'Not our domain': India top court rejects petition to stop Israel arms sale
Supreme Court "cannot enter into the nation's foreign policy domain", judges rule.
India's Supreme Court has dismissed a public interest litigation that sought an order for the federal government to halt licences to Indian firms exporting arms to Israel.
"We cannot enter into the nation's foreign policy domain," said a bench comprising Chief Justice DY Chandrachud and two other judges on Monday.
The bench said the Indian firms, involved in arms export, may be sued for breach of contractual obligations and hence they cannot be stopped from supplying.
"Can we direct that under the UN's genocide convention you ban the export to Israel. Why this restraint.
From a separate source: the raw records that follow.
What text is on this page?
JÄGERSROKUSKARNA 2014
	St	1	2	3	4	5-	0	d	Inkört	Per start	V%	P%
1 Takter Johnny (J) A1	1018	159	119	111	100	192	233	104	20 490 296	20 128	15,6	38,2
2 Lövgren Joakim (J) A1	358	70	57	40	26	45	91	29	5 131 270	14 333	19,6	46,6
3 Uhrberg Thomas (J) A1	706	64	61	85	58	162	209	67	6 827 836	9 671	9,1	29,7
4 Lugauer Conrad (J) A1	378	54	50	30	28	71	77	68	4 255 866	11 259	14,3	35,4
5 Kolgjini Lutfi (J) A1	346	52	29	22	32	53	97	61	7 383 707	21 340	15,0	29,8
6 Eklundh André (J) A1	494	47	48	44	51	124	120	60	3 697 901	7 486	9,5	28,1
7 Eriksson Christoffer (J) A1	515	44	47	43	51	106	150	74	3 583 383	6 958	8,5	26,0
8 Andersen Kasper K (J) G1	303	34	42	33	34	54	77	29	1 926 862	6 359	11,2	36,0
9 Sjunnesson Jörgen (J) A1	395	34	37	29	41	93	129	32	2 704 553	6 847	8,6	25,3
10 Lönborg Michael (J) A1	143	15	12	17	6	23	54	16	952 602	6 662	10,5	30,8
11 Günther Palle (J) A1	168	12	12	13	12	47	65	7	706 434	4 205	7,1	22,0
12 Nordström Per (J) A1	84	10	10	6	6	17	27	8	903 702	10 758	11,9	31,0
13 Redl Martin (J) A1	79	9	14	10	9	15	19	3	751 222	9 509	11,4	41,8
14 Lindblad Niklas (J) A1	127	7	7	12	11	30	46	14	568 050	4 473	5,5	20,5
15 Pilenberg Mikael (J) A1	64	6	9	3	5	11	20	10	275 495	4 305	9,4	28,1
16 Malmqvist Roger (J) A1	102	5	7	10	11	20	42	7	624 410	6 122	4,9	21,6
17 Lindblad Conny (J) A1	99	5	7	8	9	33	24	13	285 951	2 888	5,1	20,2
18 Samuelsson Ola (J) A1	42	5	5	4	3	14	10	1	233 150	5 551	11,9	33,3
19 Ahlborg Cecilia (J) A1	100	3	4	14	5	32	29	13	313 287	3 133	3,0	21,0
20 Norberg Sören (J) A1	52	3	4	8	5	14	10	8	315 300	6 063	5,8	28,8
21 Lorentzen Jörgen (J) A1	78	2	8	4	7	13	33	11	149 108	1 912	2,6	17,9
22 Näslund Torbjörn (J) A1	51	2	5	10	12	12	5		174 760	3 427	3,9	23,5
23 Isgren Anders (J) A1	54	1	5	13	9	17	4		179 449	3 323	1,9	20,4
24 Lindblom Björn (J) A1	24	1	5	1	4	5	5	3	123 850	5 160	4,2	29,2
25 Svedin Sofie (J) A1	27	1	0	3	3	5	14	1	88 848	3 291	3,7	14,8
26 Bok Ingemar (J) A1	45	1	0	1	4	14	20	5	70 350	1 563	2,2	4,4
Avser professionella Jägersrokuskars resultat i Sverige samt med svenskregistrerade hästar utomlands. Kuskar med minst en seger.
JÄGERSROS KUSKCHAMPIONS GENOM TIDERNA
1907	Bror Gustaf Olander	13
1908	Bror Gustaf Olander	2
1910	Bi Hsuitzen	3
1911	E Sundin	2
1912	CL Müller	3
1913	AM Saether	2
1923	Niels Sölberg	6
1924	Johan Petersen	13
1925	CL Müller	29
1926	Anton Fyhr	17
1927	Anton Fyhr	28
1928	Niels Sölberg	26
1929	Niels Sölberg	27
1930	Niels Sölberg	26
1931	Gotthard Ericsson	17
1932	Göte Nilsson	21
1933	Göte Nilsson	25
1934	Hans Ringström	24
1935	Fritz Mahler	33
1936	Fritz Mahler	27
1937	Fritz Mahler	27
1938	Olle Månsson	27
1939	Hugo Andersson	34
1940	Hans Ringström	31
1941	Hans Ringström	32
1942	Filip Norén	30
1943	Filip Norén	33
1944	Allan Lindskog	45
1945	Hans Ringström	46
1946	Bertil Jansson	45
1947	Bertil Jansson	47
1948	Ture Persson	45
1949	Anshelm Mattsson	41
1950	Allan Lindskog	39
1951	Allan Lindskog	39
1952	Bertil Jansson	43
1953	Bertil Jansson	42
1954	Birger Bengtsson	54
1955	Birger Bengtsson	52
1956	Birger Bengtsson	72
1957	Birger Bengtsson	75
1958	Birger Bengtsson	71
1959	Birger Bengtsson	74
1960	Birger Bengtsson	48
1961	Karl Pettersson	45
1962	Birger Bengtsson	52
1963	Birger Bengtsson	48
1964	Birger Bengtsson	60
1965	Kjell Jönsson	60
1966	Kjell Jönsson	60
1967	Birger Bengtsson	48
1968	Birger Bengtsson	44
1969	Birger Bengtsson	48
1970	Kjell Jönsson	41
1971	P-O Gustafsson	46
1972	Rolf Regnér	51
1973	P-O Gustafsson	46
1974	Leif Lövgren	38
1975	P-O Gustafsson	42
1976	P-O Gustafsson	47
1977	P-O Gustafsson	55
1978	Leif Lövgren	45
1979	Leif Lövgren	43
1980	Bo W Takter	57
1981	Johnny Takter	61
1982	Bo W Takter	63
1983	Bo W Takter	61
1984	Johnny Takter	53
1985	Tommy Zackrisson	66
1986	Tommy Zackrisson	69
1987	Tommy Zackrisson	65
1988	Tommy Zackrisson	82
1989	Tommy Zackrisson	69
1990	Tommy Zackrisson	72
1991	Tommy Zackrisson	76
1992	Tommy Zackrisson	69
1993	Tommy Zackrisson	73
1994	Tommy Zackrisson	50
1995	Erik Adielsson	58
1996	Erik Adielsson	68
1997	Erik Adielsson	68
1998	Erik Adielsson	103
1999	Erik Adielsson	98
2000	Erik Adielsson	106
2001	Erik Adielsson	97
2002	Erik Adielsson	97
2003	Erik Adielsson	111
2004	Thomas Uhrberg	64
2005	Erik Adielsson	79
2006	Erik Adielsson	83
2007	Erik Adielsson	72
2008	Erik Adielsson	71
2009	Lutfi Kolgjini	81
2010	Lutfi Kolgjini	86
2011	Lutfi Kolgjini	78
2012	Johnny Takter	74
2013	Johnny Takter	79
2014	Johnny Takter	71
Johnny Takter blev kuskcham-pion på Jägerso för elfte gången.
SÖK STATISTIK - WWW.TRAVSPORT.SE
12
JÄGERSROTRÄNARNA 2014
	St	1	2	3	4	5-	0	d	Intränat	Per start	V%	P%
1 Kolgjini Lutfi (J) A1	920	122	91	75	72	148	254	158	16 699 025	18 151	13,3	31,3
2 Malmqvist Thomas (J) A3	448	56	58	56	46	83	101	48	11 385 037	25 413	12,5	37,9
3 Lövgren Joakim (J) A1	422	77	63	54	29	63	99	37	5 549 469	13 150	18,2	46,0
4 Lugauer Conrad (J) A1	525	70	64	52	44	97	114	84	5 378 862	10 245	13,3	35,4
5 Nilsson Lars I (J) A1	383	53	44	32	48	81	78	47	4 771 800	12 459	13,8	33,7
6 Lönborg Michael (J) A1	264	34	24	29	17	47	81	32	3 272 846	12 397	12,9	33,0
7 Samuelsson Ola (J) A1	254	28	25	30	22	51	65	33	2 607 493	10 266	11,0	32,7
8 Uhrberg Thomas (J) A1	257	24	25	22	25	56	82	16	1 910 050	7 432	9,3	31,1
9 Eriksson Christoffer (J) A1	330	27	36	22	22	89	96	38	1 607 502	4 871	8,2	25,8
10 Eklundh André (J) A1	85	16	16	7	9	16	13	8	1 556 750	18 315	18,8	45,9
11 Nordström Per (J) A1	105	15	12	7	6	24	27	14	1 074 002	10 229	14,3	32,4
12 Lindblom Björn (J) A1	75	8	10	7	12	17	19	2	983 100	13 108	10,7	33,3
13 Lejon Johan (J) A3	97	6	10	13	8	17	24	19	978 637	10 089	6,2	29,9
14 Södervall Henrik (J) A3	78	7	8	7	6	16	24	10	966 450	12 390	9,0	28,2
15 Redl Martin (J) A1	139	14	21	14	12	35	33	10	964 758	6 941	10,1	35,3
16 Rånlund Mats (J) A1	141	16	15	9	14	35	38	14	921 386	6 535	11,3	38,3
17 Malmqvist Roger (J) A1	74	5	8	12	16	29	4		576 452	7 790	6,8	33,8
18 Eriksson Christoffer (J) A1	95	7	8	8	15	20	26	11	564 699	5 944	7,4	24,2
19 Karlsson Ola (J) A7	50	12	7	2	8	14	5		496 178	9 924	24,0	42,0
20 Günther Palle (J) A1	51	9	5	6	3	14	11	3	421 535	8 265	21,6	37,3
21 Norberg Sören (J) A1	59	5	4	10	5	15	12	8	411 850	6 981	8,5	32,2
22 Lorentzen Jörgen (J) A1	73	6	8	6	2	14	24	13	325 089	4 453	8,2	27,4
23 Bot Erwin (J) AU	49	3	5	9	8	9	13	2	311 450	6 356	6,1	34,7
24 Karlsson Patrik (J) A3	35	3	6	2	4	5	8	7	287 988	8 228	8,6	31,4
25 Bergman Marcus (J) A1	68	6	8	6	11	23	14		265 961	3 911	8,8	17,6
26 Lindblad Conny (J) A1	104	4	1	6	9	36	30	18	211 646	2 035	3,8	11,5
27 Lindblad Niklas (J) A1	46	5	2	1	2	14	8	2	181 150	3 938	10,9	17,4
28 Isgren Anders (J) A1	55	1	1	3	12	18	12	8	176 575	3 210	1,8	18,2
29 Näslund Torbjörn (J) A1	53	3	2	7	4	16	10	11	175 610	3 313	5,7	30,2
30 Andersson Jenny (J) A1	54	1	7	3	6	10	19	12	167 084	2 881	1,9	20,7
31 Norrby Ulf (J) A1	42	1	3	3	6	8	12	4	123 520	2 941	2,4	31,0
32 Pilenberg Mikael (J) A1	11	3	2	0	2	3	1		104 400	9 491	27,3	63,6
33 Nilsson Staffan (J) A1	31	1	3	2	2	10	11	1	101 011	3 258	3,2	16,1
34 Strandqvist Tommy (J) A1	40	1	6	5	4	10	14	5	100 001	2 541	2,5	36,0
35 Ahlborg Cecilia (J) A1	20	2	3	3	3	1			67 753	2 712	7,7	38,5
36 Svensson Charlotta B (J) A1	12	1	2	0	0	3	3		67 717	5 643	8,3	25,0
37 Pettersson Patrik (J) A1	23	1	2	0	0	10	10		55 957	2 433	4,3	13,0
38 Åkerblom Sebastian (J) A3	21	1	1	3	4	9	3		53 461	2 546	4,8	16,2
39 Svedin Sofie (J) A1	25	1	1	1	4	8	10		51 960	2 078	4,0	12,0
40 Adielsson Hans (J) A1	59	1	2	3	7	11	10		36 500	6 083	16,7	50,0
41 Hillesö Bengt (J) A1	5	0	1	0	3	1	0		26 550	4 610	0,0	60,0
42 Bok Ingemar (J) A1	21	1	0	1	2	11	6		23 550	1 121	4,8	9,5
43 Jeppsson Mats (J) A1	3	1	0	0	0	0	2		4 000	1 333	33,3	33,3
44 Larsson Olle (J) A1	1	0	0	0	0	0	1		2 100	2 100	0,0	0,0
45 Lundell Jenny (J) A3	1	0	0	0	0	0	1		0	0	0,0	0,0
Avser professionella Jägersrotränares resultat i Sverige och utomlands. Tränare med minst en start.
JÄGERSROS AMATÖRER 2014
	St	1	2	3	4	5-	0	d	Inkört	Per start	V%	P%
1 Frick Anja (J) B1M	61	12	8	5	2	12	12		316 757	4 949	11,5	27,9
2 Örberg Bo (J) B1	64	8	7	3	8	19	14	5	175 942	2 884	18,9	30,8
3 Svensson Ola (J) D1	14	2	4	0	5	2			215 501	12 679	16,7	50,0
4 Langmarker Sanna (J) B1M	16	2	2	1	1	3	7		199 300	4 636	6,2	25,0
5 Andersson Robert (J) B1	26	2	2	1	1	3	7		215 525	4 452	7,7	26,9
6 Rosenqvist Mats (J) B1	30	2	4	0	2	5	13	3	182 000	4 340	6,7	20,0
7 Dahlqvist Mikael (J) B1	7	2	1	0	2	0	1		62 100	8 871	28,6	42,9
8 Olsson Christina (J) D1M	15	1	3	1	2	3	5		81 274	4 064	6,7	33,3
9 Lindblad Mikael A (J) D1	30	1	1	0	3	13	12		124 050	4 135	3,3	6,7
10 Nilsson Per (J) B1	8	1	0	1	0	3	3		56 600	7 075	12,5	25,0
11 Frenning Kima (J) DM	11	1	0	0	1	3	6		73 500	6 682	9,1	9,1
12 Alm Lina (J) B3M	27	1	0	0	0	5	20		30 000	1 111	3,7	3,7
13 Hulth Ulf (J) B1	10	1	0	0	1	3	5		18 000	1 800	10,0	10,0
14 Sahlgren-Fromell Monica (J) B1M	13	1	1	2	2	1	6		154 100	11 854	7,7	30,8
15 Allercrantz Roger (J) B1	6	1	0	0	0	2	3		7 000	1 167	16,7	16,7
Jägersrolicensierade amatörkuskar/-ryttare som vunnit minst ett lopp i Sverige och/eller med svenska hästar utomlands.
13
This is because it impacts the foreign policy and we do not know what the impact will be," the Press Trust of India news agency quoted the judges as saying.
The Public Interest Litigation, filed by nearly a dozen people this month, had said: "India is bound by various international laws and treaties that obligate India not to supply military weapons to States guilty of war crimes, as any export could be used in serious violations of international humanitarian law."
Earlier, a group of eminent citizens in India had written to the country's defence minister, calling on him to halt the licensing process that enables exporters to send arms and ammunition to Israel.
While the government has not issued any statements regarding arms supplies to Israel, the Al Jazeera media group in an investigation claimed that New Delhi was supplying weapons to the country.
In June, former Israeli Ambassador to India Daniel Carmon said that India might be supplying weapons to Israel as a "sign of gratitude for Israeli assistance" during the Kargil war of 1999 between India and Pakistan.
Israel, flouting a UN Security Council resolution demanding an immediate ceasefire, has faced international condemnation amid its continued brutal offensive on Gaza since an October 7, 2023 attack by the Palestinian resistance group Hamas.
The onslaught has resulted in nearly 41,000 Palestinian deaths, mostly women and children, and nearly 94,761 injuries, according to local health authorities.
An ongoing blockade of Gaza has led to severe shortages of food, clean water and medicine, leaving much of the region in ruins.
Israel faces accusations of genocide at the International Court of Justice, which has ordered a halt to military operations in the southern Gazan city of Rafah, where more than 1 million Palestinians had sought refuge before the area was invaded on May 6.